Seattle’s proposed head tax – or jobs tax – continues to stir divisions in the city. The Seattle Times reports opponents and proponents aren’t waiting for details.
Draft legislation has yet to emerge as the Seattle City Council considers a new tax on large companies to raise money for affordable housing and homeless services.
But business owners and progressive activists aren’t waiting to ratchet up their rhetoric as they jockey for public opinion and lobby council members, some of whom will discuss the matter Wednesday. A final vote could come in May.
The Seattle Chamber has taken the lead in challenging the tax.
More than 180 business leaders — including the president of the Seattle Metropolitan Chamber of Commerce, which boycotted the task force — signed a letter Tuesday urging the council to reject a tax they don’t want to pay.
“We believe the false narrative that business is paying less than its share, coupled with a rushed process with a predetermined outcome, resulted in the tax force’s current recommendation,” they wrote, saying taxes paid by companies make up 57 percent of Seattle’s general fund…
Earlier this month, about 300 small businesses sent a letter voicing worries.
Geek Wire reports that some supporters of the tax are targeting Amazon and other large Seattle employers.
[Councilmember Kshama] Sawant said the tax would allow the city to build 750 permanently affordable, high quality homes every year.
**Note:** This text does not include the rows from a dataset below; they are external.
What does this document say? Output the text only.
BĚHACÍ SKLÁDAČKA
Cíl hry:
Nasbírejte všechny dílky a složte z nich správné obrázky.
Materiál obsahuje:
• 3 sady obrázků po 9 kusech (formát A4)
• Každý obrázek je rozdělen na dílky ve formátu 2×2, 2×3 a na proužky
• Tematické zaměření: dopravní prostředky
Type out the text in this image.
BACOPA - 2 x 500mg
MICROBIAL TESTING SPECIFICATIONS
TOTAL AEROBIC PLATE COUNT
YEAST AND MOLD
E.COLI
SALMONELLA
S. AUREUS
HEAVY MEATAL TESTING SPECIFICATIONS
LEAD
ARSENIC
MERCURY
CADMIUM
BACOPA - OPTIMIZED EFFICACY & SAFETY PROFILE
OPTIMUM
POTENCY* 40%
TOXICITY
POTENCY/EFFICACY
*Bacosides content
She also said the head tax would affect the top 5-to-10 percent of companies in Seattle.
“That means not small businesses, but the Amazon’s, the Facebook’s, the Macy’s, the Nordstrom’s — all the companies that are not suffering in any way and can easily, easily afford to pay a small portion of their profits so that we could build affordable homes for everyone.”
In an editorial in The Stranger, Sawant wrote that the tax “would also set an inspiring national example, at a time when Trump is brutally attacking public services, and after his recent ‘tax reform’ bill carried out one of the biggest acts of corporate robbery in decades.”
Sawant’s statement reinforces what we wrote in Monday’s newsletter,
…Seattle’s consideration of a jobs tax should not be seen as a Seattle-only policy initiative. Like the $15 minimum wage, these local initiatives are often simply pilot programs, designed to migrate across the state and nation.
Seattle Chamber CEO Marilyn Strickland says all Seattle businesses are at risk from the proposed head tax.
Strickland says all businesses would be taxed — contradicting what Councilmember Kshama Sawant previously said.
“My understanding from the proposal received by the Progressive Revenue Taskforce on Housing and Homelessness is that they want to tax all businesses. They talked about having a tax on every single business so that people would put quote ‘skin in the game.’”
It’s an evolving discussion. The Seattle Times writes,
“There are a lot of moving dials,” [Seattle council member Lisa] Herbold said, promising a business roundtable and other opportunities for widespread input before concrete legislation is proposed.
The council last considered a head tax in November, voting 5-4 to narrowly reject a version that would have raised $25 million a year and vowing to try again.
Looming over the debate is Mayor Jenny Durkan, who since last year has withheld support for a head tax, expressing concerns about small businesses…
Herbold said the possibility of a mayoral veto “is always a thought in the back of a policymaker’s mind when trying to do something big.” But consensus is the goal.
We’re guessing consensus will be elusive.